Italy lost in the quarterfinals at Euro 2016 partly because they were waging two wars for the entire tournament. The first was with the greatest football nations the world has to offer, and the second was with their reputation among the world’s greatest officials.
In a sport that has no problem admitting being littered with cheaters and fakers, the Italians as a nation are thought to be among the most consistent offenders of diving. But is this just perception or is it based on reality?
There’s no doubt in the past Italy’s had its moments of questionable integrity. Back in the ’80’s and ’90’s diving was a universal tactic, and to many it still is. This article talks about the regularity of diving in general, but also singles out Italy the country in an effort to explain why this nationality may breed a culture for faking.

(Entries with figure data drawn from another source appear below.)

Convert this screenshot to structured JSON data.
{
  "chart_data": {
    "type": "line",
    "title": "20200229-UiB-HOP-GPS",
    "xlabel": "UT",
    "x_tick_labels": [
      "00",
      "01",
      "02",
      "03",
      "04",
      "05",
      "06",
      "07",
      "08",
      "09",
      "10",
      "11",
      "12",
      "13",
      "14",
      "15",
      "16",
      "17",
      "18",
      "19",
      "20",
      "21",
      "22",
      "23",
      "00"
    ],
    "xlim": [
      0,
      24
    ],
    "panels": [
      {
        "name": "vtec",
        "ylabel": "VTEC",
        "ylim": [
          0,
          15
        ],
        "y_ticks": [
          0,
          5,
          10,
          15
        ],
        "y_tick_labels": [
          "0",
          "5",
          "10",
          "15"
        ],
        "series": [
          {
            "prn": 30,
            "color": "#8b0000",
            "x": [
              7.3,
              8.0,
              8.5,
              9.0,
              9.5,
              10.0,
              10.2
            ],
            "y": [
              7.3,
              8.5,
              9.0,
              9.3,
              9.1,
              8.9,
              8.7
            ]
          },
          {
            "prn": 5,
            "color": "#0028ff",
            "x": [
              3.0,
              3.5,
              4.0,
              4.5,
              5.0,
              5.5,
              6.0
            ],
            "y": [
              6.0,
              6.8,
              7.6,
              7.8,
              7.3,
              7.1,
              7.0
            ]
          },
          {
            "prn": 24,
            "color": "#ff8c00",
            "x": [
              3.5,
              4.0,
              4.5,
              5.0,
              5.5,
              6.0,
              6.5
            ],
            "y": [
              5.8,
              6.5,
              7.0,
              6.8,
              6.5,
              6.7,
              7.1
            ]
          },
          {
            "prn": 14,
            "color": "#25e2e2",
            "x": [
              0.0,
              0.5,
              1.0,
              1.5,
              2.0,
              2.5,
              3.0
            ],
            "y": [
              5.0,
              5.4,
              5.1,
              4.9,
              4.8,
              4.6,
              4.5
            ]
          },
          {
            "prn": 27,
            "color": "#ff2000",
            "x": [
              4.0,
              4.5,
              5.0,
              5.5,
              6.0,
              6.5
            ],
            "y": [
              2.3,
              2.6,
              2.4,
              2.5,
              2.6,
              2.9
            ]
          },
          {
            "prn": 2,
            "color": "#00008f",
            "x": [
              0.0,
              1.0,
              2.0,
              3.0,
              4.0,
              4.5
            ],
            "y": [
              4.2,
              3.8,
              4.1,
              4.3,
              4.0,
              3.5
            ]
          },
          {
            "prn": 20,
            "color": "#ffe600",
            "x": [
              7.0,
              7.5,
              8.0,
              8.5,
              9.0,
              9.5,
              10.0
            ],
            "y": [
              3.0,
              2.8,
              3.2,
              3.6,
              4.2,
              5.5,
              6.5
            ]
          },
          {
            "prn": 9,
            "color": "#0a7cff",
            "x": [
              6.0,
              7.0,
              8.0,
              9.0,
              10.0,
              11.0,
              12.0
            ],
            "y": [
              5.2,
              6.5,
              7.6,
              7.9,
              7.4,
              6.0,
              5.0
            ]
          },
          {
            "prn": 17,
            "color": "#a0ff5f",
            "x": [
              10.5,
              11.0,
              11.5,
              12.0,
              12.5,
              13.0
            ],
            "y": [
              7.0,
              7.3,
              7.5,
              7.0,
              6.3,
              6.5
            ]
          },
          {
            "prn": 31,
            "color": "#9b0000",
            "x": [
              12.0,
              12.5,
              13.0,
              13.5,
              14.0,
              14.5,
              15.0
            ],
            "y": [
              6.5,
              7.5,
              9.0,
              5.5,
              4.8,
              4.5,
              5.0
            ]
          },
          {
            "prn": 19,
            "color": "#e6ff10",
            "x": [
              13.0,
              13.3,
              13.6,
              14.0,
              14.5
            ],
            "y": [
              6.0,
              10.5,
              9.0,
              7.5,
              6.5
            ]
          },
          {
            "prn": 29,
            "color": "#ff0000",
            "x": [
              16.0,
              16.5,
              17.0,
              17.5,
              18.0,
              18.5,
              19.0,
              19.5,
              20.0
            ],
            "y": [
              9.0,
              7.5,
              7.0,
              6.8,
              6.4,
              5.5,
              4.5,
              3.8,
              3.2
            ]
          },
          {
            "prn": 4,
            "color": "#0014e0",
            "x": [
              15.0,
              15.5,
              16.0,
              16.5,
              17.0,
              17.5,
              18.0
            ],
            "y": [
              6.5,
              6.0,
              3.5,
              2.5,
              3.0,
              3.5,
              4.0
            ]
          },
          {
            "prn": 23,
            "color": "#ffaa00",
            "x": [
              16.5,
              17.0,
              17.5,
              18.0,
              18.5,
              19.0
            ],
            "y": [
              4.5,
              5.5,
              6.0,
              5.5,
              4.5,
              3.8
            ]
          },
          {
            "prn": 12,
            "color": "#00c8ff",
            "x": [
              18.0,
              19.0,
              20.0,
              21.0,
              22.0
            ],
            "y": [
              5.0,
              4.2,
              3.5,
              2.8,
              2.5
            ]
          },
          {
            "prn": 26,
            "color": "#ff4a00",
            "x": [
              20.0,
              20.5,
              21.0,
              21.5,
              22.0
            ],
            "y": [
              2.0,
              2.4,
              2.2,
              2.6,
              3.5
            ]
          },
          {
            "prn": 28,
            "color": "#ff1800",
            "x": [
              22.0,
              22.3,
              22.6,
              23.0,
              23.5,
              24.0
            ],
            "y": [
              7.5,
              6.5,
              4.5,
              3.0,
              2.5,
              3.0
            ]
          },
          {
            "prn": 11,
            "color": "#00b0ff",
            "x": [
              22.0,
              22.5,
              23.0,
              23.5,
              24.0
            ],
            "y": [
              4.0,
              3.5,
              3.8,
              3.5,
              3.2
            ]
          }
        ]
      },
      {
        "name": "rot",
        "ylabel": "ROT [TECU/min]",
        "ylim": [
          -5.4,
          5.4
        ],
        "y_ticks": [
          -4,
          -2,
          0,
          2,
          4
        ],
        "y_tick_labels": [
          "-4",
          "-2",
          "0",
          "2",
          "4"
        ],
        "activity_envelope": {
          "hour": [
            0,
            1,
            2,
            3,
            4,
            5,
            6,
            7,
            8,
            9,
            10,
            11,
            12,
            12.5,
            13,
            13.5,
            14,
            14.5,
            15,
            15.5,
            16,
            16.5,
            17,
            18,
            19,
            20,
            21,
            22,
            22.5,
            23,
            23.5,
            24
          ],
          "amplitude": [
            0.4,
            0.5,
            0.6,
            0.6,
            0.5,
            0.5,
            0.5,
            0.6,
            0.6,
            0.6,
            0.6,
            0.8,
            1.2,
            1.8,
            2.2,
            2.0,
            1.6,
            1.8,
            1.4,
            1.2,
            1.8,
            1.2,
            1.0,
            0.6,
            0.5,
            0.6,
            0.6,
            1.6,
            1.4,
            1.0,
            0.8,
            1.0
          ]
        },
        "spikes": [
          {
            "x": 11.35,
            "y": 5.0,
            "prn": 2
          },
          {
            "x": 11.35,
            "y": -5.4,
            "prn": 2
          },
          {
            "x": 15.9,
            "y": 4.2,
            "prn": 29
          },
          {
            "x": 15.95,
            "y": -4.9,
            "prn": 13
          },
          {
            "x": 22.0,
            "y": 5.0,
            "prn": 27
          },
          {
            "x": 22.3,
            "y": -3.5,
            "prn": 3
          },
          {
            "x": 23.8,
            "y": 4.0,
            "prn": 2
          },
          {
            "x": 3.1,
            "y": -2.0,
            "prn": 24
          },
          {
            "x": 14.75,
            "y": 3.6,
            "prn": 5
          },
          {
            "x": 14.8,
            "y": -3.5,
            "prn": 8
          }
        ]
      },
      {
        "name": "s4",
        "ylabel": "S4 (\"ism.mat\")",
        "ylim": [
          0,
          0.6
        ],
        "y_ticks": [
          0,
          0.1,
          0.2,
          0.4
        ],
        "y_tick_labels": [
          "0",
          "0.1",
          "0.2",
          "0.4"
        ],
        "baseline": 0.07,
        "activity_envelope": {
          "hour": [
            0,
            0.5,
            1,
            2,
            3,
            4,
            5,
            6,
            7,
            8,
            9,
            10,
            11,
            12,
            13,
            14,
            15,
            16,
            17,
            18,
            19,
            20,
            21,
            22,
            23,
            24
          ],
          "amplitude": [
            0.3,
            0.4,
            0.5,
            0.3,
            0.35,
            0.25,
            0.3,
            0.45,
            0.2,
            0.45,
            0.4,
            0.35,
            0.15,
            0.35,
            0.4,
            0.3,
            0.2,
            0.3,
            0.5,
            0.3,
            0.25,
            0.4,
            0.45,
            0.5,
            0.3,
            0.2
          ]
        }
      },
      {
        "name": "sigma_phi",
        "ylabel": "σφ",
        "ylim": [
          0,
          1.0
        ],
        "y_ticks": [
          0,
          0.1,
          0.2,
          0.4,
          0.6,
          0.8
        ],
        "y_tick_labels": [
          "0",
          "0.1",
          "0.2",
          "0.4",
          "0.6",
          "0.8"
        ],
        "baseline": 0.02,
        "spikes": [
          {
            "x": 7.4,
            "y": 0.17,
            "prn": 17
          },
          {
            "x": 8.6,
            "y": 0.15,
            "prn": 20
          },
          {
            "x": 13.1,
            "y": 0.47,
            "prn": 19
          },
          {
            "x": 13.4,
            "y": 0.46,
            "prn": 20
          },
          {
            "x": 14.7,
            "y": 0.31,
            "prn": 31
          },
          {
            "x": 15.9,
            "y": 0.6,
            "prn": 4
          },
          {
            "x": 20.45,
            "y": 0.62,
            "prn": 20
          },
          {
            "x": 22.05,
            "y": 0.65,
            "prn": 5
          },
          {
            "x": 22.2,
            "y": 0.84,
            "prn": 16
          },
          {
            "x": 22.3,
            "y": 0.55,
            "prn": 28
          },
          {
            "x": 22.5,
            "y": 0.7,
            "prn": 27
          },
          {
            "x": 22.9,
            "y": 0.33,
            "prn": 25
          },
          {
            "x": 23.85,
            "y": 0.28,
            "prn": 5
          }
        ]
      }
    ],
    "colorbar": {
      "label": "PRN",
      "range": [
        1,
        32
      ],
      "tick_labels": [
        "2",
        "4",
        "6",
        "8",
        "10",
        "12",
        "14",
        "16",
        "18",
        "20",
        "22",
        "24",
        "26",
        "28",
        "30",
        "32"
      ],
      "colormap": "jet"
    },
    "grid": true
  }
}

It’s worth a read and speaks volumes of how even the greatest of Italian footballers are viewed.
I thought they’d turned themselves around recently. Of the 5 worst diving offenses I can think of internationally since the 1990 World Cup(see Jurgen Klinsmann), exactly zero of them were of Italian heritage. This atrocity from Brazil’s Rivaldo in World Cup 2002 has to be the worst.
In fact, also in World Cup 2002, the Italy squad was ousted in part due to a controversial sending off in a quarter final featuring co-host South Korea. Francesco Totti found himself taken down in the box in extra time with the game on his foot, only to be flashed a second yellow/red card for flopping. The South Koreans scored the golden goal shortly after.
For the past 25 years Italy has been relatively quiet on the international stage in both championships (2006 World Cup) and diving embarrassments. It’s worth noting that against Australia during the 2006 triumph, Fabio Grosso went down fairly easily for a penalty, but this incident was highly forgettable to those born outside Australia.
Italy have ranked number 1 in the world at times, but in 2015 they were ranked as low as 17th. In Euro 2016 this lack of dominance didn’t stop officials from harsh judgement.
The boot-shaped country was easily the most carded, racking up a total of 18 cautions in 5 matches. That’s 7 more than any other nation and double most of them. An incredible 8 of these bookings came in the two games of the knock out stage.
While dominating Spain in the round of 16 they took 3 cards on 19 fouls compared to the 13 fouls called on the defending champions. Spain did take 4 yellows themselves which could negate the argument that Italy was targeted. I think it’s more that much of what Spain did went ignored and when the Spanish did get called for fouls it was because they were so blatant the official couldn’t possibly pretend not to notice them. The second half in particular was example after example of Spain not being called for an offence and the ref yelling “play”, then moments later Italy being called for a similar infraction.
In the quarter finals, the Germans controlled much of the first half against Italy and deservedly picked up a second half goal to go up 1-0. After that Italy pressed hard and earned their equalizer. But in moments where they appeared poised to take over the match, a series of fouls would occur and an Italian player would be either warned or shown a yellow. It was frustrating enough against Spain playing with a lead. It was infuriating while being down. The foul count was a close 15 against Germany to 13 Italian infractions, but the bookings were overwhelmingly against Italy at 5-2. Using my argument against Spain would suggest maybe the Italians were more aggressive in their fouling, but watching the game it sure didn’t feel that way. The official seemed to be almost goading Italy into diving and retaliation by hiding the whistle, but I give them full credit for maintaining composure and challenging the Germans by getting cleanly stuck in. Unfortunately it seemed a double standard for acceptable tackles was established in Germany’s favour.
It’s hard to maintain intensity and composure with every bit of contact under such scrutiny. It’s not even that certain players were targeted. The 18 team yellows were spread out over 13 players.
I realize Italy still had its chance to advance, failing only because based on the quality of penalty shootout attempts it apparently wanted to lose more than Germany.
However, there’s been almost a complete player turnover the past 10 years into a new generation of Italians. Just nine of the 23 man roster from Euro 2016 were carried over from 2012, and only four from 2008. Just three go back to World Cup 2006. With that being the case, I do wonder if the Italian football culture is still being judged on former reputation. Either that or maybe I’m wrong in how I saw the knock out stages. Maybe Italy deserved all their cards and really hasn’t changed at all.